Though deficient in tenderness and passion, she had in comedy supreme witchery. Tall, with a long neck, a lithe and elastic figure, an oval face, lustrous eyes, and a forehead wide and rather low, surmounted by wreaths of dark hair, she was noted for her beauty, dividing with Madame Vestris the empire of the town. She had more power than Vestris of entering into character, had boundless animal spirits, and an enchanting gleefulness. Her laugh was magical. Westland Marston's earliest recollections of her are in the ‘Married Rake’ and Caroline Gayton in ‘Catching an Heiress,’ in which and in other parts he praises her ‘winning archness,’ ‘the spirit with which she bore herself in her male disguises, and by her enjoyment of the fun.’ He supplies an animated picture of her performance of a reigning beauty and heiress of the days of Queen Anne in the ‘Idol's Birthday,’ played at the Olympic in 1838. Her Beatrice was gay and mischievous, and carried one away by its animal spirits, but it lacked poetry.
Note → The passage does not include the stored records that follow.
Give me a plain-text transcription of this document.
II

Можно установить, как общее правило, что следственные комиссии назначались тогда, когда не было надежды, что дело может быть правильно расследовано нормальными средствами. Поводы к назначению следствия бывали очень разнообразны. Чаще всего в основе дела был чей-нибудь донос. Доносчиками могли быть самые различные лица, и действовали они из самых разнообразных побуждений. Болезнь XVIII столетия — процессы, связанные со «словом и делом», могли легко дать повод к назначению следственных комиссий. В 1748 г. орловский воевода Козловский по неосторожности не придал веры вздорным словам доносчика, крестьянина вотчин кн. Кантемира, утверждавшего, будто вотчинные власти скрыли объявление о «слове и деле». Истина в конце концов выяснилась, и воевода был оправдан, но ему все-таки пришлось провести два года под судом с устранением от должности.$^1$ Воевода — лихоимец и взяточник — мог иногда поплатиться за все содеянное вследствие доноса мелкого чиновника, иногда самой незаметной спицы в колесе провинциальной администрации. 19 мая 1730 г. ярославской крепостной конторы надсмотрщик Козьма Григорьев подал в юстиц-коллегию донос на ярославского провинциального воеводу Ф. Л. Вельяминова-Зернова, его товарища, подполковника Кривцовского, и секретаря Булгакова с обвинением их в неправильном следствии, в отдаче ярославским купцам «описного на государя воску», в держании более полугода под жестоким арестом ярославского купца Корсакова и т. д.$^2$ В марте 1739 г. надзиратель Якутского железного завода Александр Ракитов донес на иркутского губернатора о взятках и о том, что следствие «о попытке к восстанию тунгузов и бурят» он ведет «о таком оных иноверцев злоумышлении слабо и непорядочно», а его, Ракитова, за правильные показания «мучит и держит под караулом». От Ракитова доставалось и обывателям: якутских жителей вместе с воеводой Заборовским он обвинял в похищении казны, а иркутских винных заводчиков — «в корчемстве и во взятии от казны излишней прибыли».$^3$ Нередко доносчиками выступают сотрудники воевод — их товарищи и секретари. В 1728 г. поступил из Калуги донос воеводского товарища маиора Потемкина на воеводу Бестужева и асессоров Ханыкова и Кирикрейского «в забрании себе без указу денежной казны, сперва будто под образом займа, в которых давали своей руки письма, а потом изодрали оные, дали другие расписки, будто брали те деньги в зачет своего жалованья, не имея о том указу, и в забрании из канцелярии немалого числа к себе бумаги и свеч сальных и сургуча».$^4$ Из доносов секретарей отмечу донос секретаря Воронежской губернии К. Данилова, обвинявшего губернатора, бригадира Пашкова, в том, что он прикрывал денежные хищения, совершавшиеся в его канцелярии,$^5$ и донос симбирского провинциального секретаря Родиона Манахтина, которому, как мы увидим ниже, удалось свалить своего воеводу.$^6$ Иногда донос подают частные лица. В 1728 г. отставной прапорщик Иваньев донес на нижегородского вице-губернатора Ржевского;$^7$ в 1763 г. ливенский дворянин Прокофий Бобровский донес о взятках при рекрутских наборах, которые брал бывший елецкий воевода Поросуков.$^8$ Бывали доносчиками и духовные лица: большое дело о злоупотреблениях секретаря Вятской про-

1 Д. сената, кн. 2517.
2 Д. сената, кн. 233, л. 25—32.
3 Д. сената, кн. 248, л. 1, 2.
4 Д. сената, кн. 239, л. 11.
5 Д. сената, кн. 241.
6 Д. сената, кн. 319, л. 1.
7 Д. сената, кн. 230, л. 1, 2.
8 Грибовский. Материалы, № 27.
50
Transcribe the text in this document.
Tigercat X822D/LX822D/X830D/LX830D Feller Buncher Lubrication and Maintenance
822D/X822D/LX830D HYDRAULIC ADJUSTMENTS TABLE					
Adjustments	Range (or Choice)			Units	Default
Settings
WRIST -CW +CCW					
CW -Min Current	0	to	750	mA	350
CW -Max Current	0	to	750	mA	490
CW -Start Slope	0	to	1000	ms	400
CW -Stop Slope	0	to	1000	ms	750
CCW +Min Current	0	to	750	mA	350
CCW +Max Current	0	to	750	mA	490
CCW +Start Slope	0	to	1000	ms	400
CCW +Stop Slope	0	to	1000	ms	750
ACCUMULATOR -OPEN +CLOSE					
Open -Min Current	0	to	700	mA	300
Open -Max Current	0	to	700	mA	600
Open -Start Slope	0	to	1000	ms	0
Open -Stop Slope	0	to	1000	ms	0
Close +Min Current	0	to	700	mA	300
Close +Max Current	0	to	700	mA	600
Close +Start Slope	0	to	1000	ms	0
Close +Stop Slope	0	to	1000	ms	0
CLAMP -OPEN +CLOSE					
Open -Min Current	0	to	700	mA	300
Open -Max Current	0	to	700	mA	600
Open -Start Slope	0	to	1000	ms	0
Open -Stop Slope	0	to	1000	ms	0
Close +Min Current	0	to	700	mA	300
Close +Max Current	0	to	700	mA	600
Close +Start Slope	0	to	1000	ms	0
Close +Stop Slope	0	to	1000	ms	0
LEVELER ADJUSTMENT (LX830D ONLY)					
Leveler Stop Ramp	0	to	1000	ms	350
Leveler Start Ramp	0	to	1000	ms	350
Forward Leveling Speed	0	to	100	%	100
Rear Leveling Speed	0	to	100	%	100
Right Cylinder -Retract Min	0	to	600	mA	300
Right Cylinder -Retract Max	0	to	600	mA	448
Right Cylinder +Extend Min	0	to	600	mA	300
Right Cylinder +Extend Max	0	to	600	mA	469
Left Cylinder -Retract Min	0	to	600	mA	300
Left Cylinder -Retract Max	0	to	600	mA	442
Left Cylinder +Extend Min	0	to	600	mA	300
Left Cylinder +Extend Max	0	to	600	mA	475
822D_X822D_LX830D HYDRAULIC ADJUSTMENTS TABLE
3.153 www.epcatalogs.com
She was a ‘whimsical, brilliant, tantalising Lady Teazle, without much depth in her repentance,’ and an ideal Helen in the ‘Hunchback.’ Her greatest part was Constance in the ‘Love Chase.’ So free and wild in this were her spirits, ‘that animal life by its transports, soared into poetry, and the joys of sense rose into emotion’ (Westland Marston, Some Recollections of our Recent Actors, ii. 158). Her Lady Gay Spanker in ‘London Assurance’ was a no less distinct triumph. Portraits of Mrs. Nisbett are in Mrs. Baron Wilson's ‘Our Actresses,’ showing a singularly lovely face, and as Constance, in ‘Actors by Daylight,’ and the ‘Theatrical Times.’ The two last are little better than caricatures.

[Particulars of the life of Mrs. Nisbett have not hitherto been given to the world. Her earliest efforts at Drury Lane are chronicled in Genest's Account of the English Stage. Mrs. Baron Wilson's Our Actresses gives a romantic account of her life up to 1844. Short and untrustworthy biographies are supplied in Actors by Daylight, vol. ii., and the Theatrical Times, vol. ii. Supplementary information has been gleaned from the Athenæum, various years; Dramatic and Musical Review, 1842–8; Tallis's Dramatic Magazine; the Dramatic Magazine, 1829–30; Pascoe's Dramatic List, under ‘James Anderson;’ Burke's Peerage; Pollock's Macready; Scott and Howard's E. L. Blanchard; Dickens's Charles James Mathews; Barton Baker's The London Stage; History of the Dublin Theatre, 1870; Stirling's Old Drury Lane; Westland's Marston's Some Recollections of our Recent Actors; Era Almanack, various years; Era, 24 Jan. 1858; Times, 19 Jan. 1858.]